Graf DK62

Stella is studente Egyptologie aan de universiteit van Leuven. Zij volgt op een dag een lezing van professor Bartolli, gewijd aan de ontdekking van een nieuwe ruimte achter de grafkamer van Toetanchamon. Tijdens deze lezing wordt er geloot en mogen er vier studenten met de professor naar Egypte om het graf van de farao te bezoeken. Stella, Adil, Christian en Steve zijn de gelukkigen.

Uiteraard wordt er al snel gesproken over de bekende vloek van Toetanchamon: enkele archeologen die de graftombe wilden openen kwamen in verdachte en onverklaarbare omstandigheden om het leven.

Kort voor haar vertrek ontvangt Stella met de post een vreemd beeldje van een cobra. Ze weet niet van wie het is of wat de afzender haar hiermee wil zeggen. Haar huisgenoot voorspelt met tarotkaarten ook nog eens weinig goeds en al vlug gebeurt er van alles… Steve sterft ten gevolge van een wespensteek, Adil moet met spoed opgenomen worden wegens ernstige longproblemen en ook Christian gaat het niet zo goed af. Paniek slaat toe bij Stella maar ze twijfelt over wie ze hierover in vertrouwen kan nemen. Professor Bartolli heeft immers zeer duidelijk laten verstaan dat hij totaal niet gelooft in een of andere vloek.
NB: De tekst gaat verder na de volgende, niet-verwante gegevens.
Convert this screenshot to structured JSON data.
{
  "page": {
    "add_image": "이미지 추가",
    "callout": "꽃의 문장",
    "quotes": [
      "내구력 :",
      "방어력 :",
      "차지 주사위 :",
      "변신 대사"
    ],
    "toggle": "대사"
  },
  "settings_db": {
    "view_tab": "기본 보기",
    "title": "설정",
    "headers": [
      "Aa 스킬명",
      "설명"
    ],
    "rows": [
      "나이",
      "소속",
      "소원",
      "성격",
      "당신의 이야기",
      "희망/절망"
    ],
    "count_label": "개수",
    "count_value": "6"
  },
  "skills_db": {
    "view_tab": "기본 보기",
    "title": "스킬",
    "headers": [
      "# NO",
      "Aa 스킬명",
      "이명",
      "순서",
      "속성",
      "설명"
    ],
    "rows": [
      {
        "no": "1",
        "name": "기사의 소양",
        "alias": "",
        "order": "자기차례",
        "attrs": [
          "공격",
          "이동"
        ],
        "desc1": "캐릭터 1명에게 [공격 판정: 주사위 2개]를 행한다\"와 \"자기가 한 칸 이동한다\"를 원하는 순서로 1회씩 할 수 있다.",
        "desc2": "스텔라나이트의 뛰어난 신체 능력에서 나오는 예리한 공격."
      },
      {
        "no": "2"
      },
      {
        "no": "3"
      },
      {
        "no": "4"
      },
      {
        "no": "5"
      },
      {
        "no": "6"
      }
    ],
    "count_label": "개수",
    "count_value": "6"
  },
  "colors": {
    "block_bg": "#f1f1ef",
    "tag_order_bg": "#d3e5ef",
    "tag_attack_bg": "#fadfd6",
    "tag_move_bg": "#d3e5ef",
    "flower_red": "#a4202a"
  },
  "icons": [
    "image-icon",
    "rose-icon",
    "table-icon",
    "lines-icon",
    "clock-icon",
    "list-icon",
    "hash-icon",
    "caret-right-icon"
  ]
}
Het boek wordt telkens vanuit een ander standpunt verteld. Dit maakt het lezen wat onaangenaam, vooral omdat er te veel personages zijn die zonder enige logica door elkaar aan de beurt komen. Het verhaal is op zich niet echt spannend en hapert regelmatig door de vele perspectieven en de tijdsprongen. De ontknoping is weinig realistisch en tracht de feiten uit het verhaal aan elkaar te rijgen. Als lezer blijf je ontgoocheld achter.

Voor lezers die Leuven kennen, zitten er herkenbare elementen in: Museum M, Tiensestraat, café De Appel, … Ook de toeristische plekjes en gewoontes in Egypte zijn herkenbaar beschreven, maar dragen niet bij tot de kwaliteit van het verhaal.

Ilse De Keyzer deed een poging om de fascinerende wereld van Egypte en farao’s dichter bij jongeren te brengen. Helaas bleef het bij een oppervlakkig tussendoortje met weinig diepgang.